Nominated for ten Oscars, and winner of one for Best Editing, The Pride of the Yankees provided Best Actor nominee Gary Cooper with one of his most iconic roles as baseball great Lou Gehrig and made Best Actress nominee Teresa Wright the first actress to win three acting nominations in two years, a feat that wasn’t to be repeated until Emma Thompson did it again in 1994.

Yankees’ director Sam Wood was nominated as Best Director for his other film in the year’s Best Picture line-up, the melodramatic Kings Row, one of that film’s three nominations.

Kings Row is best remembered for the scene in which Ronald Reagan wakes up to find his legs gone and utters the famous line, “where’s the rest of me?” Ann Sheridan, Robert Cummings, Betty Field and Charles Coburn as the sadistic surgeon co-star.

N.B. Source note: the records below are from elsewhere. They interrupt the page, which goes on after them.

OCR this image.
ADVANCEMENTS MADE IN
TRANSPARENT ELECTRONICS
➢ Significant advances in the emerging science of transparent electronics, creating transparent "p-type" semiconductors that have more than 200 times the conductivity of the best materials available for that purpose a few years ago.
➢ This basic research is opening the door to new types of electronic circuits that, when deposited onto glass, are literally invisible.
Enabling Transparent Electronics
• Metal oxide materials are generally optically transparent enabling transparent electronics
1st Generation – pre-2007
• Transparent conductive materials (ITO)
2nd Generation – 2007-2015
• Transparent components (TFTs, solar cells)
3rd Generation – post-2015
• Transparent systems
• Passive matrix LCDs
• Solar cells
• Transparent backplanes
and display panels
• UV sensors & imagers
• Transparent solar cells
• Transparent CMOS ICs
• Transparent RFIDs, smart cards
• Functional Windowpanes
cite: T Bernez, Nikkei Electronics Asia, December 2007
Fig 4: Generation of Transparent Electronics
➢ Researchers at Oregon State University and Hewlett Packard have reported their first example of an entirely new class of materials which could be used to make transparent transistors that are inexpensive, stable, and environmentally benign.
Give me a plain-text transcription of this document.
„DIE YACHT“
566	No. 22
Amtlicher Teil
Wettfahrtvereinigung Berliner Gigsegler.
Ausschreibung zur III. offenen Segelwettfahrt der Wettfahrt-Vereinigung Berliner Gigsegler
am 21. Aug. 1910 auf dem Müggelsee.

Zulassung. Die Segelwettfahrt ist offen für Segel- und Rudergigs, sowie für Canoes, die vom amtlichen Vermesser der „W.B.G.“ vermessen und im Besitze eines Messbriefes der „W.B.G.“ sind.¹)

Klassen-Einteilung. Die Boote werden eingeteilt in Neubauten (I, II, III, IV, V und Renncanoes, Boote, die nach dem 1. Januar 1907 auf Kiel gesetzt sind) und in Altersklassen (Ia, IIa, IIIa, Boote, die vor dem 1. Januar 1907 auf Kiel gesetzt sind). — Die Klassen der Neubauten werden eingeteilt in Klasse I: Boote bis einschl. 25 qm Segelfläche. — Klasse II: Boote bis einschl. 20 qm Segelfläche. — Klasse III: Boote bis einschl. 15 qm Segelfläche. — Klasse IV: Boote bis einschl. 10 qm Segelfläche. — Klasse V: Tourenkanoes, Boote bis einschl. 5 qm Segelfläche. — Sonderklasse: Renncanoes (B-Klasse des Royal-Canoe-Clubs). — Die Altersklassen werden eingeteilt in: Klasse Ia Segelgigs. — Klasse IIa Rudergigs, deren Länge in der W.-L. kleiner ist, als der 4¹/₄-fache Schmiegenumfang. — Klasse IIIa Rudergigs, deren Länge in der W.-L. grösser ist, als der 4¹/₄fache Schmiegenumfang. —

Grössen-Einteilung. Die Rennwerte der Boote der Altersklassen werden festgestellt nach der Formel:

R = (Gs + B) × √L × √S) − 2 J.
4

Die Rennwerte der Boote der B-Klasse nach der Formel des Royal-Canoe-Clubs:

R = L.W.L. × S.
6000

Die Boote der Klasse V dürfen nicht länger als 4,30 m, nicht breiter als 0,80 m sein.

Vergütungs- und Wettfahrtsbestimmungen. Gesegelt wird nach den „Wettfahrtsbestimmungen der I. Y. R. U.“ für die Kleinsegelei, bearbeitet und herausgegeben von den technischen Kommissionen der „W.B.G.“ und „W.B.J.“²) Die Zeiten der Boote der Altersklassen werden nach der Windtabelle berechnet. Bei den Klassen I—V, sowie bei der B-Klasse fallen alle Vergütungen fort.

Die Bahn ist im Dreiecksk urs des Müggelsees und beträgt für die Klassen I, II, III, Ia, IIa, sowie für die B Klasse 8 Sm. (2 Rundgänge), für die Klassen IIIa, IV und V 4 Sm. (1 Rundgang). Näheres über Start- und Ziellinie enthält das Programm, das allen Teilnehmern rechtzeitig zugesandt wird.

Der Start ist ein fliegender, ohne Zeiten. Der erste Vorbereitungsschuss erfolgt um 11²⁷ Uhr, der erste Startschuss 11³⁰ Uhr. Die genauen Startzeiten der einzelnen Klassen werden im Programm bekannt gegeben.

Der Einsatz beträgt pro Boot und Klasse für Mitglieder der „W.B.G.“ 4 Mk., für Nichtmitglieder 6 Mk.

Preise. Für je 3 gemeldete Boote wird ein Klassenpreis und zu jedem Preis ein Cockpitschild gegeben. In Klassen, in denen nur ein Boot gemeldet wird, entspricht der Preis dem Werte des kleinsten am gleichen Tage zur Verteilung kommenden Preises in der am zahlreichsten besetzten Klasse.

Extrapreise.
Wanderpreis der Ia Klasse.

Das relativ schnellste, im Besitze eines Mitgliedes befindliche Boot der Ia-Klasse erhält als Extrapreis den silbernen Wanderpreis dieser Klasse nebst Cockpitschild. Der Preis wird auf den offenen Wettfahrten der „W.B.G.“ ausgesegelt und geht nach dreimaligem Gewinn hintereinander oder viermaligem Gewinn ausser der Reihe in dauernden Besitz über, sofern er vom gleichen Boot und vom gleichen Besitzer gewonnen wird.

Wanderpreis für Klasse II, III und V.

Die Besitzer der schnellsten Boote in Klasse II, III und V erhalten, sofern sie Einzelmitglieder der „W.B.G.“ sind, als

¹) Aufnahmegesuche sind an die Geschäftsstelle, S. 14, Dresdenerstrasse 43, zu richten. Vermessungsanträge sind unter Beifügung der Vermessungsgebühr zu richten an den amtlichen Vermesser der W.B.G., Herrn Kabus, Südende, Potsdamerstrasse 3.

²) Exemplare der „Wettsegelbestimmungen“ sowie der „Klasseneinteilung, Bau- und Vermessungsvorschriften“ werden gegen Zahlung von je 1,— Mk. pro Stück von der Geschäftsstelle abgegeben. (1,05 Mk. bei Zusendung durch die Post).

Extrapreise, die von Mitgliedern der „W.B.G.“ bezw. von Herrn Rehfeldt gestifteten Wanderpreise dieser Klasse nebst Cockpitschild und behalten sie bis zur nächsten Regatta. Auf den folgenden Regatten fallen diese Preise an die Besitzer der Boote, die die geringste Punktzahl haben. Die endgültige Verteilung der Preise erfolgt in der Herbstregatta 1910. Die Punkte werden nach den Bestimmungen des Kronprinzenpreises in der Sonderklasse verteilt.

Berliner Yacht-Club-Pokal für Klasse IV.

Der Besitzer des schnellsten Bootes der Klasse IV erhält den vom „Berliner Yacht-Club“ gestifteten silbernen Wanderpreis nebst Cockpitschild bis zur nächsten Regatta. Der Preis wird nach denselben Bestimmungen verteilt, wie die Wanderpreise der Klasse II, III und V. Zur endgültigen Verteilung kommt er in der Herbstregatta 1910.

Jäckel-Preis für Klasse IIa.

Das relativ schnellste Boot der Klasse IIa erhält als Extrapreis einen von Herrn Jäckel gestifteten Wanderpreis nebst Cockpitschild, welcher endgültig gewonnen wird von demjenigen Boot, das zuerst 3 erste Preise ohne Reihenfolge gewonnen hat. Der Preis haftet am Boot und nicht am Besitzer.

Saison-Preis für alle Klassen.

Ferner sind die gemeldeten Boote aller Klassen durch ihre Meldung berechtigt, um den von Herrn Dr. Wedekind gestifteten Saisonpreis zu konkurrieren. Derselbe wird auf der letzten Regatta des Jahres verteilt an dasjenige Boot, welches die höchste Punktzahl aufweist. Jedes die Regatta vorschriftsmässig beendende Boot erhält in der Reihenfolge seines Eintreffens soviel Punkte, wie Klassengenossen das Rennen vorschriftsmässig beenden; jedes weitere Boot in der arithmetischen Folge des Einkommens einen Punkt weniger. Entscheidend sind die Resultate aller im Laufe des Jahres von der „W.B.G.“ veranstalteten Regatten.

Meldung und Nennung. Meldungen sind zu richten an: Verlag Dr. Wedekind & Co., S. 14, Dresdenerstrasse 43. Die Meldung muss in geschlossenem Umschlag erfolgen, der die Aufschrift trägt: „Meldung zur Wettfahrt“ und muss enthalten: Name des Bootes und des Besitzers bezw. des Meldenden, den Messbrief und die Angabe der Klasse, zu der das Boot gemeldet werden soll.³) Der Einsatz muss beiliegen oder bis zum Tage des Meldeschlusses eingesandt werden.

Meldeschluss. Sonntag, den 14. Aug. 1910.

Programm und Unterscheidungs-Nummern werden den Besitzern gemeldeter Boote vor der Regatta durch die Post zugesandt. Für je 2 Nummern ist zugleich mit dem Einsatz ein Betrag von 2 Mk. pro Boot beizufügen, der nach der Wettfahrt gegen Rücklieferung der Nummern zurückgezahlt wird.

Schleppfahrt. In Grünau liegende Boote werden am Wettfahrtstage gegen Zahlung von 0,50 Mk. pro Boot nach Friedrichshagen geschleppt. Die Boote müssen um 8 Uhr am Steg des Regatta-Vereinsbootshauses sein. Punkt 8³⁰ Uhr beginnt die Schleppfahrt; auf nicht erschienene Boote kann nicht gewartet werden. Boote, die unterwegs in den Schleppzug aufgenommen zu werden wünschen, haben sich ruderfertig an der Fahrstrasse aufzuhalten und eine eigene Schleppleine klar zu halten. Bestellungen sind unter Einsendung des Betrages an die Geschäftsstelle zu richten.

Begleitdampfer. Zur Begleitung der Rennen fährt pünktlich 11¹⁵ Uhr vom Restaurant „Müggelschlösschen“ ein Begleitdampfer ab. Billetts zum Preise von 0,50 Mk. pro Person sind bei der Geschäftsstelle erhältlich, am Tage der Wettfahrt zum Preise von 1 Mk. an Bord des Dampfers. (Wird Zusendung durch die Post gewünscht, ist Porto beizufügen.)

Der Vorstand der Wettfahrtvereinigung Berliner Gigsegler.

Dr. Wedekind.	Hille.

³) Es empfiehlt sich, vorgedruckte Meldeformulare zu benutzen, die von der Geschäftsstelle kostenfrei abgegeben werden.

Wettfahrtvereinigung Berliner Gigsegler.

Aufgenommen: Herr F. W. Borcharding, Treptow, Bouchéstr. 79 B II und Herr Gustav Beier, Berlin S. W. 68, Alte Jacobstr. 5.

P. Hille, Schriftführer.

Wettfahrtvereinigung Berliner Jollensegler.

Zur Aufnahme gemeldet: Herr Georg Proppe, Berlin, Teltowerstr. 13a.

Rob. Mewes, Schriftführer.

Kings Row was one of three major films scheduled for release in December, 1941 which were delayed until 1942 because of the attack on Pearl Harbor. The others were Sullivan’s Travels and The Man Who Came to Dinner, neither of which received any Oscar nominations.

Of the ten films nominated for Best Picture, all are available on DVD in the U.S. except The Pied Piper and The Magnificent Ambersons, which is available in several Region 2 versions including one from Great Britain.

In addition to the previously mentioned Sullivan’s Travels; The Palm Beach Story; To Be or Not to Be; Woman of the Year and The Man Who Came to Dinner, other films of note that failed to register as Best Picture contenders include Bambi; Holiday Inn; For Me and My Gal; Journey for Margaret; My Sister Eileen and The Major and the Minor. Unlike The Pied Piper and The Magnificent Ambersons, they’re all been released on DVD in the U.S., although Bambi, and To Be or Not to Be which are currently on moratorium, may be hard to find.

New DVD releases of note include the Blu-ray debuts of Darkman and the original 1987 version of The Stepfather.